As you can see from the flyer, there is no price included. So why is it that once I got back to my hostel, these guys told me the tour had a set price of 60k COP? I was mortified as I was expecting to give a tip only. I should have known being picked up, driven to and from the location and being the only one on the tour came with a premium but as I said, the flyer mentioned nothing about the price and all the other Graffiti tours were free! I paid anyway because I didn’t want to sour my experience but I had definitely learned my lesson.
Tip 2: Never assume things are for free! Always ask for the price, especially if one is not mentioned.
The rest of my time in Medellin was spent pigging out in as many joints as I could. The picture above was taken at Tacos Criminales – on Wednesdays their tacos were 3k COP each. And they were delicious. What a bargain!

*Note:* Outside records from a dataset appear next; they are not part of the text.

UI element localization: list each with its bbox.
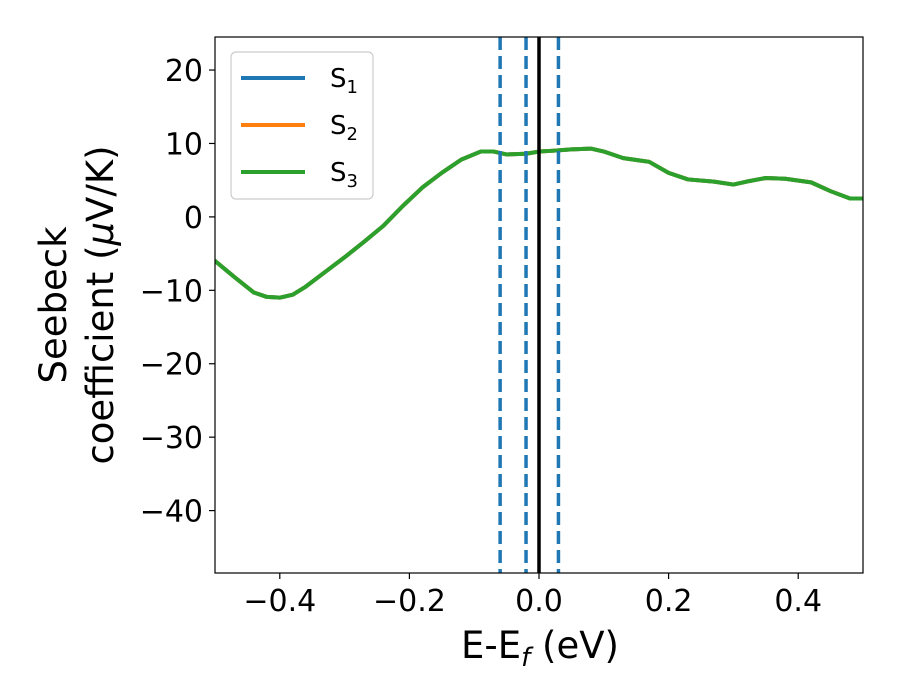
reference-lines-layer — [498, 37, 561, 573]
y-tick-label-4: −10 — [140, 274, 203, 309]
y-axis-label-prefix: coefficient ( — [79, 245, 122, 464]
x-tick-label-1: −0.4 — [243, 584, 316, 619]
y-tick-label-1: 20 — [165, 54, 203, 89]
legend-entry-s3: S3 — [241, 158, 358, 192]
x-tick-label-5: 0.4 — [774, 584, 822, 619]
y-tick-label-7: −40 — [140, 495, 203, 530]
x-tick-label-4: 0.2 — [645, 584, 693, 619]
y-tick-label-6: −30 — [140, 421, 203, 456]
y-axis-label: Seebeck coefficient (μV/K) — [32, 145, 122, 464]
y-tick-label-5: −20 — [140, 348, 203, 383]
y-tick-label-3: 0 — [184, 201, 203, 236]
legend-entry-s1: S1 — [241, 64, 358, 98]
x-tick-label-2: −0.2 — [373, 584, 446, 619]
legend-label: S2 — [330, 111, 358, 145]
x-axis-label: E-Ef (eV) — [461, 624, 619, 673]
legend-label: S1 — [330, 64, 358, 98]
x-axis-label-base: E-E — [461, 624, 521, 667]
y-axis-label-mu: μ — [79, 222, 122, 247]
legend-entry-s2: S2 — [241, 111, 358, 145]
y-axis-label-line2: coefficient (μV/K) — [79, 145, 122, 464]
legend: S1 S2 S3 — [230, 51, 374, 200]
y-axis-label-suffix: V/K) — [79, 145, 122, 221]
x-axis-label-tail: (eV) — [530, 624, 619, 667]
y-axis: 20 10 0 −10 −20 −30 −40 — [140, 54, 215, 530]
y-axis-label-line1: Seebeck — [32, 226, 75, 384]
x-axis: −0.4 −0.2 0.0 0.2 0.4 — [243, 573, 822, 619]
legend-label: S3 — [330, 158, 358, 192]
y-tick-label-2: 10 — [165, 127, 203, 162]
x-tick-label-3: 0.0 — [515, 584, 563, 619]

On Traci’s last night, we ended up at the incredibly popular Bao Bei Cocina. I turned up at the restaurant about 40 minutes before the shop opened and there was already a queue of about 12 people waiting! I had to go inside and add my name to an armlength-sized waiting list and went back outside to perch on a slab of stone. So I knew it had to be good. I was determined to eat there even though I ended up waiting for an hour and a half altogether…
Other than eating, I ended up getting kicked out of my hostel because Medellin became hectic towards the weekend and I failed to book my space. I moved to Arcadia hostel which was muuuuchh more social, even if it did mean I had to queue in the mornings in order to make my own pancakes. I met an interesting guy there called Ross – turns out he went to the same university as me! UoN all day every day! What a small world. We went to the Memorial Museum together and learned about the devastating history of the people of Medellin specifically, as well as Colombia as a whole. I also went on a city tour where my wonderful guide, Camilo, addressed the elephant in the room and pre-empted questions about the ‘famous criminal’ (as he liked to call him) Pablo Escobar. Both were very interesting and memorable experiences.
I spent one day in Guatapé (which will be the subject matter of my next post) with a friend I met in Cali named Joana,
I did enjoy Medellin but it didn’t live up to the expectations people had set, I’m afraid. I think this is down to two things:
- I absolutely adored Cali and it was a tough act to follow…
- There were waaaaay too many gringos there. I blame Netflix’s Narcos for that – people are obviously obsessed with Pablo Escobar and everyone wants to say they’ve been to his hometown (including moi). But it just meant so many places were overcrowded and shop owners could really bump up their prices. I literally felt like I was in London at times.
Saying that though, I would definitely return. There was so much more to Medellin that I didn’t get to witness but I think it will be best to see it all with some friends and when I’m a little more proficient in Español!
Chit Chat: Have you been to Medellin before? What did you honestly think? Would you go/go back?